За неделю без света мы едва закончили сборник «Камень», и я жалел, когда починили электричество.
– Любовь посредством Мандельштама? – заинтересовался рассказанным фрейдист Парамонов.
– Камасутра книжника, – поправил я его, заодно решив, как назвать свою любимую книгу.
Гарлем,
или
Утрачено в переводе
Перебираясь в Америку, я не беспокоился об английском. Родной язык меня тревожил больше иностранного. Как все, кто никогда не был за границей, я знал, что попавшие туда соотечественники забывают родную речь и говорят, словно герои «Войны и мир», на макароническом наречии, мешая слова и путая ударения. На этот случай я припас для чужбины четыре тома Даля, выменяв словарь на зачитанный восьмитомник Джека Лондона – из расчета два к одному, как меняли доллары на рубли по официальному курсу.
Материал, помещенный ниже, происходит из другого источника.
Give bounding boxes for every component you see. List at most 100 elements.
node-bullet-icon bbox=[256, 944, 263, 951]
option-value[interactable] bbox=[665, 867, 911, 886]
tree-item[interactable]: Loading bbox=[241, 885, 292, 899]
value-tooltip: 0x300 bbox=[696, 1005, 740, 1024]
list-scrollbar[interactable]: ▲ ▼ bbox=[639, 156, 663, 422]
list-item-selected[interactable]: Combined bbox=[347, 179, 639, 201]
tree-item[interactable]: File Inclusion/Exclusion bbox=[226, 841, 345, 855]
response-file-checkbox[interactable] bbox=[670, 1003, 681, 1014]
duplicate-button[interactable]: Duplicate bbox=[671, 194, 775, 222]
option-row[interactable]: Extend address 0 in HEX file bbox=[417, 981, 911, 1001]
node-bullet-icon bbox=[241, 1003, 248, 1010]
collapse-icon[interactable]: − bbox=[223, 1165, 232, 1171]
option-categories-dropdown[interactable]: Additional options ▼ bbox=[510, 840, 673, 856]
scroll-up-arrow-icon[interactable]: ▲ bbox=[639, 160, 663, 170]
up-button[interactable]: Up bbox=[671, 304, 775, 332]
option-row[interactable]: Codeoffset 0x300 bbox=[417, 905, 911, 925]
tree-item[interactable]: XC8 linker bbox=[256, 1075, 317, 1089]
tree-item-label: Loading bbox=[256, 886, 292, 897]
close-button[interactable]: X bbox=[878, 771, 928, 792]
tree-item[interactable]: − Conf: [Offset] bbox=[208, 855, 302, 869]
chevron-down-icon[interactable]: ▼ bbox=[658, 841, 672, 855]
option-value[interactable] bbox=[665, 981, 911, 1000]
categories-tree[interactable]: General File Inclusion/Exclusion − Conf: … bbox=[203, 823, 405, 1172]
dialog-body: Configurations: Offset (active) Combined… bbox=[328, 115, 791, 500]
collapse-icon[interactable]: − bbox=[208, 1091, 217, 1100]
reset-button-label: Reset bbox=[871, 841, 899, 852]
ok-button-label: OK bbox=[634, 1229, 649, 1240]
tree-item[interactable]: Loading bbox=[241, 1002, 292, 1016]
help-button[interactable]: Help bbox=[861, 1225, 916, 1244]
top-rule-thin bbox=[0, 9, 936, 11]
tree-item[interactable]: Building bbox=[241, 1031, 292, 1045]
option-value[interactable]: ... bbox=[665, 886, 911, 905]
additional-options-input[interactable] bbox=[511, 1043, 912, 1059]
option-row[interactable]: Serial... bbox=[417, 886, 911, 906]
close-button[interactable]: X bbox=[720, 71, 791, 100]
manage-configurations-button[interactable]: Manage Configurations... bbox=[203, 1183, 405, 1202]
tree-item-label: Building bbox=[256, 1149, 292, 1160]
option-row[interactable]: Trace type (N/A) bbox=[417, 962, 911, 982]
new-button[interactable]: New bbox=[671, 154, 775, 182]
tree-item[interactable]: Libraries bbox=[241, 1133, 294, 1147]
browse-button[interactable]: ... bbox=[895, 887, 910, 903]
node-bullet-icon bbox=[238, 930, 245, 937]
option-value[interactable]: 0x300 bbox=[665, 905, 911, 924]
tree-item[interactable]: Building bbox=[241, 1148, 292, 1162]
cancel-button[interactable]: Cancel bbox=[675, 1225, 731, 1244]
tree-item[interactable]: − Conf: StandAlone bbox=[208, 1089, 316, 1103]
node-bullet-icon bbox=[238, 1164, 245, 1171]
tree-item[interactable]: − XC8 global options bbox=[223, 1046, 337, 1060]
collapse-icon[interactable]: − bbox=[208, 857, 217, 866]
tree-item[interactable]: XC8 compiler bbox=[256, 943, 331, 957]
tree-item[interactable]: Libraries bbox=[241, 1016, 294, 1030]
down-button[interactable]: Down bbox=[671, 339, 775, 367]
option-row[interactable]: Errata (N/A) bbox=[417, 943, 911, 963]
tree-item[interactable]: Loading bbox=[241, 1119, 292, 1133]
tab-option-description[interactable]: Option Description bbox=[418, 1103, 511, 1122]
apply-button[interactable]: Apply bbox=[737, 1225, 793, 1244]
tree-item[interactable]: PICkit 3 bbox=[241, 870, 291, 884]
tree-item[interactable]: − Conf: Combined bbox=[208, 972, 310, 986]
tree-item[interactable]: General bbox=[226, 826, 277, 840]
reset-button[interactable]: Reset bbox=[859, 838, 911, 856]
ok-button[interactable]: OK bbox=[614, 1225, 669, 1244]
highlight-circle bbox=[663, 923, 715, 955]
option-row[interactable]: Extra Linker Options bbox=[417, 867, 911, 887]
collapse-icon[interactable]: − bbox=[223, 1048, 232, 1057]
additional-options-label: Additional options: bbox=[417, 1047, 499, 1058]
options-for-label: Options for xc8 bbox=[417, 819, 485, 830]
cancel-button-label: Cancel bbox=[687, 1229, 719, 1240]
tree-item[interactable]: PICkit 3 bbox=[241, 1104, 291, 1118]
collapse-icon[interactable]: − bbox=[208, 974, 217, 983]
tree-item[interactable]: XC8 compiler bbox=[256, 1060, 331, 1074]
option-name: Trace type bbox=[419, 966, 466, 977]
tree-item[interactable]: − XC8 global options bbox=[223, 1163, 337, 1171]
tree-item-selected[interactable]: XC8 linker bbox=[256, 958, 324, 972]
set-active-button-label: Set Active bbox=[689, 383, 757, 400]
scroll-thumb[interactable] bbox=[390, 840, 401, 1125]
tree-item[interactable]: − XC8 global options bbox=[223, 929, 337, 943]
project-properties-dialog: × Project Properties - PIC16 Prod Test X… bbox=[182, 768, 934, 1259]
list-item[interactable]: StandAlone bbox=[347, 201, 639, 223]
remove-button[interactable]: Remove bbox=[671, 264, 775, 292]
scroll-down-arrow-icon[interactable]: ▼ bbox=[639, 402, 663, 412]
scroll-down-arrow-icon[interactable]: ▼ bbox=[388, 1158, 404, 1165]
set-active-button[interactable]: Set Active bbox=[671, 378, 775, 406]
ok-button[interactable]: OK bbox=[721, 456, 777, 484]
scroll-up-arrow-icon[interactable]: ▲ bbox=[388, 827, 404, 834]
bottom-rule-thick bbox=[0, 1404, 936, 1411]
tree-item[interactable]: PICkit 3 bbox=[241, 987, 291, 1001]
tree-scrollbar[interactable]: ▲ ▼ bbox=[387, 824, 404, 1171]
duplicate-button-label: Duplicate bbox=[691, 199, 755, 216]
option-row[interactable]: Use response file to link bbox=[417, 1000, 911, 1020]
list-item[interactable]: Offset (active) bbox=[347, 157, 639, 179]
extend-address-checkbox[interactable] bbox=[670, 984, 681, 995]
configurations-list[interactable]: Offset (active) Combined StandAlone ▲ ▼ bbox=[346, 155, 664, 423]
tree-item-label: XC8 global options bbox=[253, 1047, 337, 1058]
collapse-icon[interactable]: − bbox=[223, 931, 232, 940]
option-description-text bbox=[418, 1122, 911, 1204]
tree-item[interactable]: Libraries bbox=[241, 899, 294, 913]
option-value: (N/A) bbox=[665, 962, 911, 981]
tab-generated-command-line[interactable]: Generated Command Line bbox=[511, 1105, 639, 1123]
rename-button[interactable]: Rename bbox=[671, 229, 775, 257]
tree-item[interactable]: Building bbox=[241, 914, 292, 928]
Английскому я давал две недели, от силы, делая скидку на варварский американский диалект – три. В конце концов, я уже и так знал английский, изучая его по настоянию отца. Сам он выписывал и с отвращением читал газету британских коммунистов, которая сначала называлась «Ежедневный Рабочий», а потом обабилась до «Утренней Звезды». Впрочем, в Пражскую весну советская власть запретила и ее вместе с Дубчеком. Вместо прессы мне достался адаптированный томик Уильяма Сарояна. Сокращенный до полной невразумительности, он внушал уверенность в собственных познаниях и сомнения в умственных способностях американцев. Судя по Сарояну, с ними ничего не стоило договориться, ибо беседа ограничивалась диалогом:
– Кофе будешь?
– Конечно.
Тем страшнее был удар, обрушившийся на меня в Америке, когда я впервые услышал по радио прогноз погоды. Ураганная речь диктора не показалась мне ни членораздельной, ни английской, ни человеческой. До меня дошла жуткая правда: как Паганель, перепутавший португальский с испанским, я выучил другой язык. С той, конечно, разницей, что мой английский существовал лишь в школьной реальности, где знали, как перевести «пионерский лагерь», «передовой колхоз» и «переходящее знамя ударника».
Это значило, что в Америке предстояло все начать заново, и мне было хуже, чем другим, ибо я мнил себя писателем. В эмиграции я обнаружил, что лучше всего английский дается детям, таксистам и идиотам. Вторым язык был нужен для работы, первые и последние не догадывались о его существовании. Стремясь к общению и добиваясь его, они тараторили все, что попало, до тех пор, пока их не понимали.
– Для них язык, – утешал я себя, – средство транспорта, вроде джипа, доставляющего к месту без выкрутасов грамматики, которая оставляла меня немым.